Not so Mobile UVA - 839

The Falling Leaves UVA - 699


二叉树的递归遍历:

         Depth-First Search(DFS):先序遍历 中序遍历 后序遍历

Tree   UVA - 548

数据结构-树与二叉树-二叉树的递归遍历(Tree   UVA - 548||Not so Mobile UVA - 839||The Falling Leaves UVA - 699)

题目大意:

         知道中序遍历和后序遍历的顺序,算出该二叉树并求出最小权值路径对应的叶结点权值(结点值为权)。如果存在相同,输出叶结点较小的。

         因为全为正整数,所以数组下标做结点即可!

如果知道前序和中序 无法确定唯一二叉树,因为无法找出子树根节点

基本思路:

         后序末尾为根节点,在对应中序中找到对应位置,分隔开前后就为左lenn-len-1子树。然后对于后序末尾之前的,前len长度为就是左子树,后面为右子树,递归如上进行下去。

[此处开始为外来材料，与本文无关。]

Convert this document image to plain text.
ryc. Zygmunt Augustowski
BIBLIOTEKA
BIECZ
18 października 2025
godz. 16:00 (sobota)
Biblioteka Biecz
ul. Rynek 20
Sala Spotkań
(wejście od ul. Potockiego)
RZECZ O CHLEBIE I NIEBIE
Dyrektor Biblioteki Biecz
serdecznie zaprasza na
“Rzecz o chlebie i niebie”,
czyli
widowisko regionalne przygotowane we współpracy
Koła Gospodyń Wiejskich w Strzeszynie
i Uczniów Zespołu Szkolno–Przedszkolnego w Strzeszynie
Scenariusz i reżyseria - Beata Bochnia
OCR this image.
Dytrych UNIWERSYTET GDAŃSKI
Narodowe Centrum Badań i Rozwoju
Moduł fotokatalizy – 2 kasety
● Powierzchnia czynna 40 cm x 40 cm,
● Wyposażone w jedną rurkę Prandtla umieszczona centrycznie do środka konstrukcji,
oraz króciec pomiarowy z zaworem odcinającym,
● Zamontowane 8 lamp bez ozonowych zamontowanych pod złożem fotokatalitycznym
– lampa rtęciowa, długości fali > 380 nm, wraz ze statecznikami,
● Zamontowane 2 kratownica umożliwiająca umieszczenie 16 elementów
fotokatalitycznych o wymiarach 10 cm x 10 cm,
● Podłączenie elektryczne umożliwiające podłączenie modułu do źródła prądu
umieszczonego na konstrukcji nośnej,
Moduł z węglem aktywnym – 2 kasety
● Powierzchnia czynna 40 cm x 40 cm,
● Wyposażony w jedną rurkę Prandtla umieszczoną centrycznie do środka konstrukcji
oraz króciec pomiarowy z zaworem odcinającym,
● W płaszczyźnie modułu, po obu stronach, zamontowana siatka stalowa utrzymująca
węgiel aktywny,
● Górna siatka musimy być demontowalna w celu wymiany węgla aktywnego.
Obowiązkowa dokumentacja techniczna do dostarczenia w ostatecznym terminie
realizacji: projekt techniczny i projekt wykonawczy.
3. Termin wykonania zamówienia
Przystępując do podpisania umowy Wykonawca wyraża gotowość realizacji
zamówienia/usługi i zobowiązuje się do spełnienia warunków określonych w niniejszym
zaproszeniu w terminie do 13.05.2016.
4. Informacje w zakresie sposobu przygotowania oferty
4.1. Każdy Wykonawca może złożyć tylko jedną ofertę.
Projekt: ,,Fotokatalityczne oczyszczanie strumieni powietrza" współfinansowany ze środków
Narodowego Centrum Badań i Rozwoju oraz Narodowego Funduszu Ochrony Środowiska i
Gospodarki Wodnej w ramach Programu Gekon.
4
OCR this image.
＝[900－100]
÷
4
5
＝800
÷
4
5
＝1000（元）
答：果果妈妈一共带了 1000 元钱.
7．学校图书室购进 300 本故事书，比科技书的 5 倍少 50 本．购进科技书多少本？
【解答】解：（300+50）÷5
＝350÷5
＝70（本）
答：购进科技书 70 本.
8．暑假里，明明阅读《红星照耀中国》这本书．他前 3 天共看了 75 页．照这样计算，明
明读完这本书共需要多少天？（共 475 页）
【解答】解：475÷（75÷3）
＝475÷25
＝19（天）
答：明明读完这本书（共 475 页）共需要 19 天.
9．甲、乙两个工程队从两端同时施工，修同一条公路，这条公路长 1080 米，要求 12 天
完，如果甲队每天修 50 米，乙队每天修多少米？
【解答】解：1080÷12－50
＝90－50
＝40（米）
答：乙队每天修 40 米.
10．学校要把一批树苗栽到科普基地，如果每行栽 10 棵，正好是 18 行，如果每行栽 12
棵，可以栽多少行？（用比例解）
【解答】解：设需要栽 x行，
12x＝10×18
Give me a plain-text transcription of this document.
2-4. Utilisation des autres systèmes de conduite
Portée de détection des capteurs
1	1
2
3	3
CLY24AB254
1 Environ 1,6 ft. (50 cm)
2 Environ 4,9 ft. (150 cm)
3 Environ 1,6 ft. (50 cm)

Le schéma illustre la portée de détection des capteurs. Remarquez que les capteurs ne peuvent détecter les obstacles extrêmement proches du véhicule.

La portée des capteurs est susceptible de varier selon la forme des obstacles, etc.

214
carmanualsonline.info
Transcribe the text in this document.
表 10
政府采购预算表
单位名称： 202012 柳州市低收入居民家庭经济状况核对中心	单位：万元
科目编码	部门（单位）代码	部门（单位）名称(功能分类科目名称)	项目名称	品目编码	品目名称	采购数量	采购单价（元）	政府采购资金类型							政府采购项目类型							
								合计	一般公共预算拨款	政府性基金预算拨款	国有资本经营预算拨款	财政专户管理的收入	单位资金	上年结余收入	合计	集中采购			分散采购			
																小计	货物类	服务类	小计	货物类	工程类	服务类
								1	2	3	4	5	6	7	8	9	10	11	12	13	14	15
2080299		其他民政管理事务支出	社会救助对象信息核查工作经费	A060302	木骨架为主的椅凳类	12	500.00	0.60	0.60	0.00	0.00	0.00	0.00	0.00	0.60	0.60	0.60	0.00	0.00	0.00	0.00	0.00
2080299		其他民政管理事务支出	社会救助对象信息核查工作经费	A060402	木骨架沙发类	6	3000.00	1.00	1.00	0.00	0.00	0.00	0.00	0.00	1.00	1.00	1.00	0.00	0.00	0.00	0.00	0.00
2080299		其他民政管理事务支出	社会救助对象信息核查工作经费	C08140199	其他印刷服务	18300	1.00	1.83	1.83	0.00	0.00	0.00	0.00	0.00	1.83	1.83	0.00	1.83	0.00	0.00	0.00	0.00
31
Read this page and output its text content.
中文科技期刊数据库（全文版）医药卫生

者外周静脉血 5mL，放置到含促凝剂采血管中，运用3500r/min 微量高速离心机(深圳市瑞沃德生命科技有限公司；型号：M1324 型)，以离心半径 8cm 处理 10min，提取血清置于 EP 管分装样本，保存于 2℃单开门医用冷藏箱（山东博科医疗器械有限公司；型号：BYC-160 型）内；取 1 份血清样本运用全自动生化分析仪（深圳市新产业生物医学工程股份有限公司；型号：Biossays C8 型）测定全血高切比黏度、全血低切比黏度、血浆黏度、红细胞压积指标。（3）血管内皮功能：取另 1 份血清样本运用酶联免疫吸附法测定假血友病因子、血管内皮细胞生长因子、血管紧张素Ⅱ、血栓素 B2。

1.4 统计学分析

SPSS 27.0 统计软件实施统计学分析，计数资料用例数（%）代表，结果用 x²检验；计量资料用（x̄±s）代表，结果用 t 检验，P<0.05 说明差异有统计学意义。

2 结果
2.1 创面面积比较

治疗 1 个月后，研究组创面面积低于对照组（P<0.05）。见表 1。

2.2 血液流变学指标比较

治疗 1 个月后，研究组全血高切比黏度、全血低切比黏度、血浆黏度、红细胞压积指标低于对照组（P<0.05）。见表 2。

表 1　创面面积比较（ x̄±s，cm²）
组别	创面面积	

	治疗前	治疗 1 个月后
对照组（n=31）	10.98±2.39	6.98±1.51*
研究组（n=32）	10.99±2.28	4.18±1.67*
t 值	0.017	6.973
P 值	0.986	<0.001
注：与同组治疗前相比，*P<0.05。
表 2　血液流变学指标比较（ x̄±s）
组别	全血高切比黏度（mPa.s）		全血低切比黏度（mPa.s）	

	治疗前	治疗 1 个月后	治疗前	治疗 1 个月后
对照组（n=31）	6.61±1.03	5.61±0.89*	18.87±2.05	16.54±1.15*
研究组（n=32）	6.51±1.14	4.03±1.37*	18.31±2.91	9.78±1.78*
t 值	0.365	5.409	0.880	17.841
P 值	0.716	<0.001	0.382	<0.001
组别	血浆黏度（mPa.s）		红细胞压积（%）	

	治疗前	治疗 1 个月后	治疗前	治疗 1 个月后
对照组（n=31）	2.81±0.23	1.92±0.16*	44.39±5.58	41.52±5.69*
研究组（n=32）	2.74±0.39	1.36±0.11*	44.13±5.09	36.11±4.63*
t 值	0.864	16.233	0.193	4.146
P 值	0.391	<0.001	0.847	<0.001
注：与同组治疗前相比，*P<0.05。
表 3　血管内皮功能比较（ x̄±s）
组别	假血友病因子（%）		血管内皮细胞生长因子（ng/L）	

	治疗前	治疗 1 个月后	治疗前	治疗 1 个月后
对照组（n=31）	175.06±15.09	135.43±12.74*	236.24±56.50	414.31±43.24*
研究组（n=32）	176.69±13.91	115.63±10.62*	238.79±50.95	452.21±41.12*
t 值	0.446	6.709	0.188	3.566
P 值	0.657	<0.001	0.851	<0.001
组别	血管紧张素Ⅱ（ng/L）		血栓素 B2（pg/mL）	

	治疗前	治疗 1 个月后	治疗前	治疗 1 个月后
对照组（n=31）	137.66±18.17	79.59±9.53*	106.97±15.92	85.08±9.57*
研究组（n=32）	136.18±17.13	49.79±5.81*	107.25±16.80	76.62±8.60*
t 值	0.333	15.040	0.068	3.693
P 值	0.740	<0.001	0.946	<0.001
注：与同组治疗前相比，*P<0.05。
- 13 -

         最终用dfs进行深搜出best_sum

输入控制:

         while(scanf("%d%c",&t,&c)!=EOF){

                  int len = 1;

                  mid_order[len]=t;

                  while(c!='\n')     scanf("%d%c",&mid_order[++len],&c);

                  for(int i = 1;i <= len;i++)    cin >> post_order[i];

         }

代码:

#include<bits/stdc++.h>

using namespace std;

typedef long long ll;

const int maxn = 1e5+50;

int lch[maxn],rch[maxn];

int mid_order[maxn],post_order[maxn];

int best_sum = 1e8;

int idx = 0;

int build(int l1,int r1,int l2,int r2){

         if(l1 > r1)  return 0;

         int root = post_order[r2];

         int p = l1;

         while(mid_order[p] != root)        p++;

         int len = p-l1;

         lch[root] = build(l1,p-1,l2,l2+len-1);

         rch[root] = build(p+1,r1,l2+len,r2-1);

         return root;

}

void dfs(int u,int sum){

         if(lch[u] == 0&&rch[u] == 0){

                  if(sum+u < best_sum||((sum+u == best_sum)&&(idx > u))){

                          idx = u;best_sum = sum+u;

                  }

                  return ;

         }

         if(lch[u])    dfs(lch[u],sum+u);

         if(rch[u])   dfs(rch[u],sum+u);

}

int main(){

         cin.tie(0);cout.tie(0);

         int t;

         char c;

         while(scanf("%d%c",&t,&c)!=EOF){

                  int len = 1;

                  mid_order[len]=t;

                  while(c!='\n')     scanf("%d%c",&mid_order[++len],&c);

                  for(int i = 1;i <= len;i++)    cin >> post_order[i];

                  best_sum = 1e8;idx=0;

                  build(1,len,1,len);

                  dfs(post_order[len],0);

                  cout<<idx<<endl;

         }

         return 0;

}

Not so Mobile UVA - 839

数据结构-树与二叉树-二叉树的递归遍历(Tree   UVA - 548||Not so Mobile UVA - 839||The Falling Leaves UVA - 699)

#include<bits/stdc++.h>



using namespace std;

typedef long long ll;

const int maxn = 1e6+50;

bool isequal(int& w){

         int wl,wr,dl,dr;

         cin>>wl>>dl>>wr>>dr;

         bool l = true,r=true;

         if(wl==0)   l=isequal(wl);

         if(wr==0)  r=isequal(wr);

         w = wl+wr;

         return l&&r&&(wl*dl==wr*dr);

}

int main(){

         int t,w=0;

         cin >> t;

         for(int i = 0;i < t;i++){

                  printf("%s",isequal(w)?"YES":"NO");

                  printf("%s",i==t-1?"\n":"\n\n");

         }

         return 0;

}

The Falling Leaves UVA - 699

数据结构-树与二叉树-二叉树的递归遍历(Tree   UVA - 548||Not so Mobile UVA - 839||The Falling Leaves UVA - 699)

#include<bits/stdc++.h>



using namespace std;

typedef long long ll;

const int maxn = 1e6+50;

map<int,int>cnt;

void solve(int pos){

         int v;

         scanf("%d",&v);

         if(v != -1){

                  cnt[pos]+=v;

                  solve(pos-1);

                  solve(pos+1);

         }

}

int main(){

         int t;

         char c;

         for(int i = 1;;i++){

                  cnt.clear();

                  solve(0);

                  if(cnt.empty())   break;

                  printf("Case %d:\n",i);

                  for(map<int,int>::iterator it = cnt.begin();it != cnt.end();it++){

                          cout << it->second;

                          if(it->first == cnt.rbegin()->first) puts("");

                          else cout<<' ';

                  }

                  printf("\n");

         }

         return 0;

}